Bad Poetry, Oh Noetry!
from "The Wind Speaks"
The flocks of the wandering waves I hold
In the hollows of my hand,
And I let them loose, like a huddled fold,
And with them I flood the land.
Till they swirl round villages, hamlets, thorpes,
As the cottagers flee for life:
Then I fling the fisherman's flaccid corpse
At the feet of the fisherman's wife.
And now we go from crappy and sad to flat out wrong. Next we have E.E. Bradford standing firmly against women's rights. Wow. I don't even know what to say. I'll let him speak for himself.
from "The Tree of Knowledge"
Canto XI "Equality"
I
In a sense a bee may be
Equal to an elephant,
Seeing she can certainly
Do a score of things he can't:
All the same the fact remains
She has not his force or brains.
II
That evening when the girls and Ray
Resumed their regulated play,
The lusty lad, more lightly dressed
Rolled up his sleeves and bared his chest.

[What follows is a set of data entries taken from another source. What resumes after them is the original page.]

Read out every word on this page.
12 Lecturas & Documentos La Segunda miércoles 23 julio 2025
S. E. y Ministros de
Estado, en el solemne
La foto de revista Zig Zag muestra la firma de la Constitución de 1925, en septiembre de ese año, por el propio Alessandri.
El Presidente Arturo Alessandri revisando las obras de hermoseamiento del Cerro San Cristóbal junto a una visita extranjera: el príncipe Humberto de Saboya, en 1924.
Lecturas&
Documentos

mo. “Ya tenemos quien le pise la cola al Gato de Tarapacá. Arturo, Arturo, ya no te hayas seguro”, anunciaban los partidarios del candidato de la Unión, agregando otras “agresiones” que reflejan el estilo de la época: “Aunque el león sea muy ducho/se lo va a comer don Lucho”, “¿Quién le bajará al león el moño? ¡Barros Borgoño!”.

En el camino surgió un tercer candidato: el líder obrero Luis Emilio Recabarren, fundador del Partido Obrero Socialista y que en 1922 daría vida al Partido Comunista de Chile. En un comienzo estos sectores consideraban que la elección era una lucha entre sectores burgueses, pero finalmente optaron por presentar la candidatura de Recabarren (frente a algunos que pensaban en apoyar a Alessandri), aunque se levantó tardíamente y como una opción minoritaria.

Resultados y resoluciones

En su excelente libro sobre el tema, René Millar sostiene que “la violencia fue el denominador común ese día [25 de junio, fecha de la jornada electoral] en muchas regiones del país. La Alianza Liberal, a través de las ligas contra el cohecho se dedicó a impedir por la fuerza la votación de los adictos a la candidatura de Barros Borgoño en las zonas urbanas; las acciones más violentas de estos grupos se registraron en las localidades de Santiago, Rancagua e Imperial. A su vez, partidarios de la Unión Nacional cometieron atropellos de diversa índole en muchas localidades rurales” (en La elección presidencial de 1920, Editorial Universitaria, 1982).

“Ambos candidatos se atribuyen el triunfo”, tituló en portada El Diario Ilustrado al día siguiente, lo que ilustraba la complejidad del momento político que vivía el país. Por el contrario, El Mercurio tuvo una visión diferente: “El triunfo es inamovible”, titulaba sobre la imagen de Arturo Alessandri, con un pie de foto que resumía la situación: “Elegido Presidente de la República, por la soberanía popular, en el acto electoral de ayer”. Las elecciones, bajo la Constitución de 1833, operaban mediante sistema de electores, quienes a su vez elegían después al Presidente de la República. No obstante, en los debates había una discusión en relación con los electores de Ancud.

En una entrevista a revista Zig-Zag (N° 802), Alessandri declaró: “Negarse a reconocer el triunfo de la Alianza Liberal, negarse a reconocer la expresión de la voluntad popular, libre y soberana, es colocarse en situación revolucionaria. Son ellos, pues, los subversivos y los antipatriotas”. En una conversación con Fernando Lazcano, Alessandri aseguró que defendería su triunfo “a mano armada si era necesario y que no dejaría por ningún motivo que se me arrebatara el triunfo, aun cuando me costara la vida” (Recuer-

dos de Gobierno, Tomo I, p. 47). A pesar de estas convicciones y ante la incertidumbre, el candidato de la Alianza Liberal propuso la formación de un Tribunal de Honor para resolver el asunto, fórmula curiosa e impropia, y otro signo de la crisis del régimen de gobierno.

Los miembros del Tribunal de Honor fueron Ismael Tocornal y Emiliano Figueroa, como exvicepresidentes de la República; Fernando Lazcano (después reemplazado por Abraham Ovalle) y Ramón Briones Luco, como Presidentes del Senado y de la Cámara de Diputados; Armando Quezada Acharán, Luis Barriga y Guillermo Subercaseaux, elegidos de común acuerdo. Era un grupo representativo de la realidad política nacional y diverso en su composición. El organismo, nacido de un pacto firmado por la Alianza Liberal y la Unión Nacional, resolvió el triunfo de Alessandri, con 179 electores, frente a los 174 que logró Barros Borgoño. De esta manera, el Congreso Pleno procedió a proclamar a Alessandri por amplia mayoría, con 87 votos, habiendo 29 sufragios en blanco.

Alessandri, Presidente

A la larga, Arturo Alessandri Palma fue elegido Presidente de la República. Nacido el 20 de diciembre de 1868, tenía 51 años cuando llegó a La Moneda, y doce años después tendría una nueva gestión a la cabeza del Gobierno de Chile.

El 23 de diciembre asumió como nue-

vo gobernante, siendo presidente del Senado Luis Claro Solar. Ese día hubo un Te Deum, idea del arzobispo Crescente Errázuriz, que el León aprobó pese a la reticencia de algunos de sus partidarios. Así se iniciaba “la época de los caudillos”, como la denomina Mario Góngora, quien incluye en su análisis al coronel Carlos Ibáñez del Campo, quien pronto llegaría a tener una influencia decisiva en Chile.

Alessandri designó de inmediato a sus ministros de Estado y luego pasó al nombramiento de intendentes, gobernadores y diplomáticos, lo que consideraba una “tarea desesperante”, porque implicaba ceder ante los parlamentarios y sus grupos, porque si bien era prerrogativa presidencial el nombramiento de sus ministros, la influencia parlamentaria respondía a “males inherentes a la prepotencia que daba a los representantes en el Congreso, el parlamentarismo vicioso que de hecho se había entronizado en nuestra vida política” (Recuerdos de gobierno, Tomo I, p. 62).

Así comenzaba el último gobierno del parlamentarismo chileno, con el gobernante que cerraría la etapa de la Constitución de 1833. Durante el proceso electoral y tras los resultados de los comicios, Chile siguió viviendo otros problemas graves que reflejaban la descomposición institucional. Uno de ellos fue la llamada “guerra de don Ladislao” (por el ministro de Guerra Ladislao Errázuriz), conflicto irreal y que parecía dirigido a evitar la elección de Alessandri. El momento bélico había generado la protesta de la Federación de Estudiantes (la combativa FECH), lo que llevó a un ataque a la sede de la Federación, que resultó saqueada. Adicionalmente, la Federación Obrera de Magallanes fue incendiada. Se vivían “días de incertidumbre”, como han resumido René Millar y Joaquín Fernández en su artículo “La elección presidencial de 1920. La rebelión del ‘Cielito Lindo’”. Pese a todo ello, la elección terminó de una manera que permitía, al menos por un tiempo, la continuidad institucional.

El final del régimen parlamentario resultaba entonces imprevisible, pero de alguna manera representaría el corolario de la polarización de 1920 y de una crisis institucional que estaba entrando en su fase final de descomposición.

A sister served: the boy returned.
A ball came bounding back and burned,
As if red-hot, her dainty cheek
She cried and raved. Ray did not speak,
But let the girls, like angry bees,
Swarm round and sting them at their ease
And when they all had said their say,
He simply bowed, and stolled away.
III
'I can sting; you can't,'
The bee said, 'and I'll do it.'
She stung the elephant.
He never knew it!
But soon by chance the burly brute
In passing crushed her with his foot.
*******
4 Comments:
"flaccid corpse"? this is what happens when a poet cares more about rhyming than he does about being... good! yo Josher, i recently used Yeats' Second Coming while preaching a sermon. that's got to be a first.
Even worse is the title of your post :p just jokin man
This is very entertaining. Well done.
I love this man. Having taken an ample amount of Creative Writing classes, I can recognize true brilliance. And there is a good moral message, too.